Le triomphe de Poitiers acheva de faire de Charles Martel le maître du royaume. Il en profita pour lui donner une solide organisation militaire. Jusqu’à lui, l’armée ne s’était composée que des hommes libres, levés dans les comtés en temps de guerre. C’était une simple milice de fantassins, s’équipant à leurs frais, difficile à réunir, lente dans ses mouvements. Après Poitiers, Charles résolut de créer, à l’exemple des Arabes, une cavalerie qui pût se porter rapidement au devant de l’ennemi et remplacer l’avantage du nombre par celui de la mobilité. Une telle nouveauté supposait une transformation radicale des usages antérieurs. On ne pouvait imposer aux hommes libres ni l’entretien d’un cheval de guerre, ni l’acquisition du coûteux équipement du cavalier, ni le long et difficile apprentissage du combat à cheval.

Pour atteindre ce but, il fallait donc créer une classe de guerriers possédant des ressources correspondant au rôle qu’on attendait d’eux[1]. Une large distribution de terres fut faite aux vassaux les plus robustes du maire du palais, qui n’hésita pas à séculariser, à cette fin, bon nombre de biens d’Église.

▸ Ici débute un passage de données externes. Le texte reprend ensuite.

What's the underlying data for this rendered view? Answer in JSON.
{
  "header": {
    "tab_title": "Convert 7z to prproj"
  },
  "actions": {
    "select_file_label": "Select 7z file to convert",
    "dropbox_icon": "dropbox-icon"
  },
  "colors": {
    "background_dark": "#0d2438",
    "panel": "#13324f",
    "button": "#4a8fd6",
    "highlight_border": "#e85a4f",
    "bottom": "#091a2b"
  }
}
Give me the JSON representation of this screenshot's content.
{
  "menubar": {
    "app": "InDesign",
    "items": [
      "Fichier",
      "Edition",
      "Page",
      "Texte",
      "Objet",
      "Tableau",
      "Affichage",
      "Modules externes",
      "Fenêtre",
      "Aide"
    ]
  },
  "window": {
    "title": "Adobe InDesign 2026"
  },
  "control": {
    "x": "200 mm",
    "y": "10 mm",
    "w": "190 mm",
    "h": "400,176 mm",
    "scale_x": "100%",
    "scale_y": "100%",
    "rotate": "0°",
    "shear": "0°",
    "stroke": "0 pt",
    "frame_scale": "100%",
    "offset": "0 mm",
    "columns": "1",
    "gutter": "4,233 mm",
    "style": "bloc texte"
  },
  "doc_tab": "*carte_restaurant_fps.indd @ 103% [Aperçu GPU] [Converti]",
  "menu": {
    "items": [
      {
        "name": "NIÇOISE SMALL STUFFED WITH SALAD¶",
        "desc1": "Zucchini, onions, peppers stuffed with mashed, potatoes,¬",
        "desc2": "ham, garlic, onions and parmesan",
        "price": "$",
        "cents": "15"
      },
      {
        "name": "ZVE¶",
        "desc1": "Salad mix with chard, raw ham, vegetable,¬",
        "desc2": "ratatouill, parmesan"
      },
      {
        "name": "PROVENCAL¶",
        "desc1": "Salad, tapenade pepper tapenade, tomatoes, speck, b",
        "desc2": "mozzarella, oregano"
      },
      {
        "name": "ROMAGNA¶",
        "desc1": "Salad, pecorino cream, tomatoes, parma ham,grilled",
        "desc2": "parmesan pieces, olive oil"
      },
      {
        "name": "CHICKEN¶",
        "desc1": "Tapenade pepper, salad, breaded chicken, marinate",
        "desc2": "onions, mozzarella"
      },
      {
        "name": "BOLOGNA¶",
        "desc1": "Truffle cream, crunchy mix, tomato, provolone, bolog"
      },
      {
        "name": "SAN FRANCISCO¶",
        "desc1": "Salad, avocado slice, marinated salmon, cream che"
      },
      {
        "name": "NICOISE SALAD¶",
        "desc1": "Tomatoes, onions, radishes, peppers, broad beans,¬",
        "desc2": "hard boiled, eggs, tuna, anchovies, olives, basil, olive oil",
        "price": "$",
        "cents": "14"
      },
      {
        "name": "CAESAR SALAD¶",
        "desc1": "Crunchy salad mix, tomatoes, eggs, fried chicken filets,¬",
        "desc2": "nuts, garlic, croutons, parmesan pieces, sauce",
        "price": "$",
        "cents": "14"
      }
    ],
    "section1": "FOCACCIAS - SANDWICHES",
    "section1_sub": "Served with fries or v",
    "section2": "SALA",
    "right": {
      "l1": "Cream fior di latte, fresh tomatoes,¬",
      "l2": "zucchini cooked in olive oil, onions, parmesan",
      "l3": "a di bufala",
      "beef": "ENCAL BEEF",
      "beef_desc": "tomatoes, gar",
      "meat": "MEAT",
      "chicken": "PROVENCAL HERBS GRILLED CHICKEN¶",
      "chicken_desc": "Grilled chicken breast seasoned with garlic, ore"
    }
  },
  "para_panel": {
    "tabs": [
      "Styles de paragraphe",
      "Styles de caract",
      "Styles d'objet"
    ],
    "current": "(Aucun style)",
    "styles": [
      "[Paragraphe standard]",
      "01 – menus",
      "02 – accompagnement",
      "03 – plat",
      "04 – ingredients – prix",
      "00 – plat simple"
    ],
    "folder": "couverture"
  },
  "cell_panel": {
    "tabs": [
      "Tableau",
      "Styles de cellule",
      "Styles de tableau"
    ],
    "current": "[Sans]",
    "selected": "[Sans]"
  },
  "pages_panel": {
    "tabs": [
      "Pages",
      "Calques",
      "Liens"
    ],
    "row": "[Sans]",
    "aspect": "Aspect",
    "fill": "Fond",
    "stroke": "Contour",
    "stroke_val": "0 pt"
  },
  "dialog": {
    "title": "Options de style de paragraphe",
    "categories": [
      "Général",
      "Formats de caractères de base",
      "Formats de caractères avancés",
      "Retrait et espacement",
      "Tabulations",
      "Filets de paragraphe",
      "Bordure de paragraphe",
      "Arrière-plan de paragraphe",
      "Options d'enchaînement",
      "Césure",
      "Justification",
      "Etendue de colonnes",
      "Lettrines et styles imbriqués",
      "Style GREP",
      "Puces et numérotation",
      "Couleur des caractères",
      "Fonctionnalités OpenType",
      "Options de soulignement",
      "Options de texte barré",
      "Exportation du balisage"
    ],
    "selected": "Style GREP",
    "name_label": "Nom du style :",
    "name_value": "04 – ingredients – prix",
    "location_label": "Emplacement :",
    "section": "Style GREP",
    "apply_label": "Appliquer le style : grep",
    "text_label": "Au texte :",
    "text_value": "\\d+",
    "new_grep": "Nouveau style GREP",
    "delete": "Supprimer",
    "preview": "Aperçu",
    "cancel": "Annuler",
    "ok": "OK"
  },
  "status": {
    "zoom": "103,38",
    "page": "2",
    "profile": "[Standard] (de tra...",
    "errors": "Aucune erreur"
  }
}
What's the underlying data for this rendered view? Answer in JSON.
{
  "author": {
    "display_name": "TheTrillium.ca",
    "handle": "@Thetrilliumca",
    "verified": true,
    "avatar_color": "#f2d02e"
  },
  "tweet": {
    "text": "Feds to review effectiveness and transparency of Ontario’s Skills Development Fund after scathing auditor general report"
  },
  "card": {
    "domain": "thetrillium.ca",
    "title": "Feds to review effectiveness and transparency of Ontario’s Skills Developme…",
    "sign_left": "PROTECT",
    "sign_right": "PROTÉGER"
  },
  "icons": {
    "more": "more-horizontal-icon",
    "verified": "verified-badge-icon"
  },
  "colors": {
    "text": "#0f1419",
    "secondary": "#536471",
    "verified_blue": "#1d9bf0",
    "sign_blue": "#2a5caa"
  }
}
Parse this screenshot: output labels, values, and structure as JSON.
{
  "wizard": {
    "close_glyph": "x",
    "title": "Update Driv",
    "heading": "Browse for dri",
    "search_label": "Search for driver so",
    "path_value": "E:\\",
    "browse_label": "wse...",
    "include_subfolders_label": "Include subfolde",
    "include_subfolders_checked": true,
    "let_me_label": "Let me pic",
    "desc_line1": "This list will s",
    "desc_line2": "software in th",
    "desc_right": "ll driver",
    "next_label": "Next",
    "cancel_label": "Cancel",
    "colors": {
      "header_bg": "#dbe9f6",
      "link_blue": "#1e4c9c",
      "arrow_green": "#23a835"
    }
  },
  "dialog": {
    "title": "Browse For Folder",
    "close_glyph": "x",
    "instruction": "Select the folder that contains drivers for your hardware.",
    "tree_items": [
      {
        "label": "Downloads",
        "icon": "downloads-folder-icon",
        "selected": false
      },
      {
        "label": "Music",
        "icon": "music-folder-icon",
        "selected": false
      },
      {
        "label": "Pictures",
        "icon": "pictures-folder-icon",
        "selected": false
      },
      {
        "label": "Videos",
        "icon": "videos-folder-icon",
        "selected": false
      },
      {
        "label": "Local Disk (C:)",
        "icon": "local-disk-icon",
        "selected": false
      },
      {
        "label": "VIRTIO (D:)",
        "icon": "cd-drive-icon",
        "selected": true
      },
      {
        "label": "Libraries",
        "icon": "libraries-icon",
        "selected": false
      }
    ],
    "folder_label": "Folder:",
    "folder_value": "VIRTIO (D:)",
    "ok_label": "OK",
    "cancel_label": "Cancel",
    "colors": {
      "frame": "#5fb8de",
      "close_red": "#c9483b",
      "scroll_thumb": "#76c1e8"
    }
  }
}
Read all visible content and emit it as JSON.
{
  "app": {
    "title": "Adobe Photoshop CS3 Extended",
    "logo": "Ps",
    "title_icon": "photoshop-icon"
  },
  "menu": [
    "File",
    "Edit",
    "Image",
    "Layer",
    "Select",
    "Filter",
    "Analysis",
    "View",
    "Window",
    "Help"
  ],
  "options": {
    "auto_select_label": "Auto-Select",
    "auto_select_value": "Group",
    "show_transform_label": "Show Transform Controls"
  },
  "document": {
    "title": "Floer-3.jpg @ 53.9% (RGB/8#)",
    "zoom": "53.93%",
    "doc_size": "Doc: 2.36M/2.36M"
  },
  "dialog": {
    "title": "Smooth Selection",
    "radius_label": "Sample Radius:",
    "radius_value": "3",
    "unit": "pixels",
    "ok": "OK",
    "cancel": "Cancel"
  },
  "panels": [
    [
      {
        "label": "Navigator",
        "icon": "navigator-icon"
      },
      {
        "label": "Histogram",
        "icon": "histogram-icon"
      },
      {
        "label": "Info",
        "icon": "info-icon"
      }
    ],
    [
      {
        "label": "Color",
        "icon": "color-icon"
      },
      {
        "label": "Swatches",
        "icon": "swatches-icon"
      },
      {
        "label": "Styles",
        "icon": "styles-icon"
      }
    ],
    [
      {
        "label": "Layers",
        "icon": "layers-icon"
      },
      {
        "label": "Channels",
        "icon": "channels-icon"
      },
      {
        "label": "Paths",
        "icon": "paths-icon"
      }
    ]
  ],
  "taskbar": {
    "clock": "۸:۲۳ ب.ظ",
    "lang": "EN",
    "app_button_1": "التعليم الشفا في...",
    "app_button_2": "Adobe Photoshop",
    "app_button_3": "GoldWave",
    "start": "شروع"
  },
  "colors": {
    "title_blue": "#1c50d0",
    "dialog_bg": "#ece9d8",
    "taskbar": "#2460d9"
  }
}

Chaque homme d’armes gratiné d’une tenure, ou, pour employer le terme technique, d’un bénéfice, fut tenu d’y élever un cheval de guerre et de fournir le service militaire à toute réquisition. Un serment de fidélité corrobora encore ces obligations. Le vassal qui primitivement n’était qu’un serviteur devint ainsi un soldat dont l’existence

  1. Il est curieux de constater qu’en Russie, au xve siècle, Ivan III constitue une cavalerie de la même façon. Il donne même des terres à des serfs (Milioukov, Histoire de Russie, t. Ier, p. 117).